Tuesday 10 December 2002

Press Release


Minister for Sport, Richard Caborn MP has given the green light for the British Disabled Angling Association (BDAA) to become the organisation that will provide access to angling for nine million disabled people.

The Minister has confirmed that all sporting activity for the disabled is to come under the umbrella of the English Federation of Disability Sport (EFDS), who have indicated the first point of contact into the sport will be the BDAA - their present partners in angling.

"All disability sport will be channelled through the EFDS and that includes angling," said the Minister at a recent meeting in Stoke on Trent where he spent the morning listening to a number of presentations on the Stoke Angling for Everyone (SAFE), City Waters Advisory Management Group (CWAMG), Get Hooked on Fishing and BDAA."

"There are nine million disabled people out there who should be encouraged to take part in sport including angling and the Government believe the best people to take the word to those people is the EFDS, who will select and work with selected partners in each sport as consultants," added the Minister.

And confirming the BDAA is their chosen partner to take sport to the disabled, the EFDS Sports Development Manager Mahesh Patel said, "I am delighted with the decision of the Minister and Sport England to place the development of sport with EFDS, and as far as angling is concerned we would primarily work through the our partnership with the BDAA."

Confirming the EFDS policy, Chief Executive Colin Chaytor said, "The EFDS now recognise the BDAA as an official partner in the provision of increased and improved sporting opportunities for disabled people, and the BDAA will be solely responsible for the development and delivery of these programmes in the future".

Speaking on behalf of the BDAA, a delighted Director Peter Thompson commented, "the news comes at a time when the Environment Agency A has agreed with the BDAA the opportunity to send an information leaflet to every one of the 61,000 people who last year received a concessionary licence."
"In addition over the next five years the BDAA will commence an inclusive angling programme which will widen opportunities for disabled people to access the sport of angling.
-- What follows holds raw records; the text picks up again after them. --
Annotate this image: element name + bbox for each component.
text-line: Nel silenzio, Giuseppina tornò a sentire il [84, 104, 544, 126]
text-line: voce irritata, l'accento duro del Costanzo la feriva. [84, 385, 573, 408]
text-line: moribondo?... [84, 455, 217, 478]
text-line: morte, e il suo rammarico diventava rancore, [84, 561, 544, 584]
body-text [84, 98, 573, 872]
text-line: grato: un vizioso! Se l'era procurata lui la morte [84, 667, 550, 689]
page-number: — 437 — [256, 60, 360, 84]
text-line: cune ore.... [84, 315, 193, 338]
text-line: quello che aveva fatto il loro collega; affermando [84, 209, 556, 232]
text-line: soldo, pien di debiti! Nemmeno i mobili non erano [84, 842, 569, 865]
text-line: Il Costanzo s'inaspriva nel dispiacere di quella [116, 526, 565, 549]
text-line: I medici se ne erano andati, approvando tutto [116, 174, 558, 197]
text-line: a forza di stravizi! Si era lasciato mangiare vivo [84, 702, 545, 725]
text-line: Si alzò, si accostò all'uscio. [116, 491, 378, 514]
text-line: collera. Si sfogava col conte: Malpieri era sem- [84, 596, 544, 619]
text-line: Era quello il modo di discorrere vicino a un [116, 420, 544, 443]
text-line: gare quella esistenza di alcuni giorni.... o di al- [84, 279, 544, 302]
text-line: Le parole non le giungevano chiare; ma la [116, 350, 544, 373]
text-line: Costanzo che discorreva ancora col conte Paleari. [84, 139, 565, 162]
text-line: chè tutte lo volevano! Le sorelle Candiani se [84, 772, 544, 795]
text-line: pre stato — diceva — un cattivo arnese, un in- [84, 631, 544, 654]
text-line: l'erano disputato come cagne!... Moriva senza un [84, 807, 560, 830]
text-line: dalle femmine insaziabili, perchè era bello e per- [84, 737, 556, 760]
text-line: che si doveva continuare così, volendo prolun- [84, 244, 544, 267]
It will increase the numbers of disabled people that go fishing as well as enabling those participating at grass roots level to go all the way to international representation through elite performance pathways," added Peter Thompson.

The British Disabled Angling Association is the successor to Angling Link which was formed in 1996 to promote the cause of accessible angling. Since the change to the BDAA the organization now receives enquiries from all over the world. At the moment there are more than 2,500 members, and the organisation receives more than 300 telephone calls and e-mail enquiries each day, with a website which receives over 1,000 hits per month from non-members.